Confession Time
What if confession is not about shame, but telling the truth in the presence of love?
I confess that I’ve rarely confessed.
Formally, anyway.
I’ve never set foot in one of those Catholic confession booths. They do seem mysterious and beautiful… but I’ve never formally offered my confession.
The very idea of it, in principle, never used to sit well with me. At least as I used to understand it…
I don’t personally relate to an authoritarian God to whom I must apologize for not following rules.
And since that’s how I always vaguely thought about confession, it always just seemed like it was for other people.
But my feeling has evolved a little. Let me explain.
The other day I was having a really wonderful conversation at a coffee shop with a friend. He and I are both dads of teenagers. And while there might have been some light jokes and eye rolls about the expected, typical challenges of parenting teens… there was something else too.
We found ourselves vulnerably admitting how we wish we were better at being dads.
Not that we were failures.
Not that we were terrible.
Not that we were problematic.
Just that we were imperfect parents.
That we get frustrated too easily.
That we get distracted too much.
That we don’t listen well enough.
That we put work before family sometimes.
That all these years had already gone by with our kids and we were afraid we’d missed our chance to be the dads we imagined ourselves to be.
We were… confessing.
To each other. As friends.
And it was so human. So normal. So good.
Confession feels different to me when I understand it as… a space that is sacred enough and safe enough… to grow.
Confession transforms for me when I see it not as groveling before an angry God… but telling the truth in the presence of love.
I misunderstood the confession booth for decades. I thought it was a dark cage in which I should punish myself before a disappointed God. Now I’m wondering if it was always just a safe sanctuary in which I could feel heard by a fellow human.
At my home church, at the early morning service that is full of mostly gray-haired wise folks, we do a rather traditional liturgical moment moment where we offer a communal confession and receive a communal prayer of assurance. I’ve grown to love this little moment in the church experience.
It feels safe.
It feels human.
It doesn’t feel like I’m in trouble or should feel guilty.
It feels like a space where I can share how I’m trying hard… and even if I’m not doing perfect, I’ll receive a loving, assuring divine embrace anyway.
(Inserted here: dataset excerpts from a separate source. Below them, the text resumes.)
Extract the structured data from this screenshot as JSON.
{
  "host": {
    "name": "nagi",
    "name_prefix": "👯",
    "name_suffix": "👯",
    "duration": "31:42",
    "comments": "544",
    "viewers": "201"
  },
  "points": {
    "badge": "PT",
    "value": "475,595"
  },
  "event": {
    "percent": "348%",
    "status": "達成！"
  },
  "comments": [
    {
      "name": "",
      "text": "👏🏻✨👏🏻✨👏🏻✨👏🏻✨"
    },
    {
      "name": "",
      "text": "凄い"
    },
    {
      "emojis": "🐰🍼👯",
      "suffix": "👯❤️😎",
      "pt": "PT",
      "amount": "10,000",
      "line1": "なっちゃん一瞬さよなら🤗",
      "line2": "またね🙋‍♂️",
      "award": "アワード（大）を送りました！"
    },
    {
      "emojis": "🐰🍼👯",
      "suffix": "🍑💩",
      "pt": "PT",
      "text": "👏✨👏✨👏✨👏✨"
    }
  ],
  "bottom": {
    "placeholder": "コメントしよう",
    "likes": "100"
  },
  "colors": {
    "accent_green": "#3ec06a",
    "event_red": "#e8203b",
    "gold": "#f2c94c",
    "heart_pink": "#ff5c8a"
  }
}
I wonder if we all understood our daily moments of sacred human connection at coffee shops, at work, around our dinner tables, over texts with friends, or with strangers as we wait for a train or bus… as potential moments of confession… I wonder if we’d try to make people feel more safe.
James 5:16 reads… “Therefore confess your sins to one another, and pray for one another, so that you may be healed…”
I love how James teaches us that confession is horizontal. Not just vertical. Confess to each other. Heal each other.
Confession is relational. It isn’t about guilt or shame or power or groveling. It is about our capacity for holding one another upright when we feel like falling.
Safely holding one another upright.
May we hear and offer confession.
Amen.




God has been working on me with confession this year. Whether it be sin, something I’m struggling with, or needing to initiate a hard conversation with someone, he’s given the strength and courage to do so.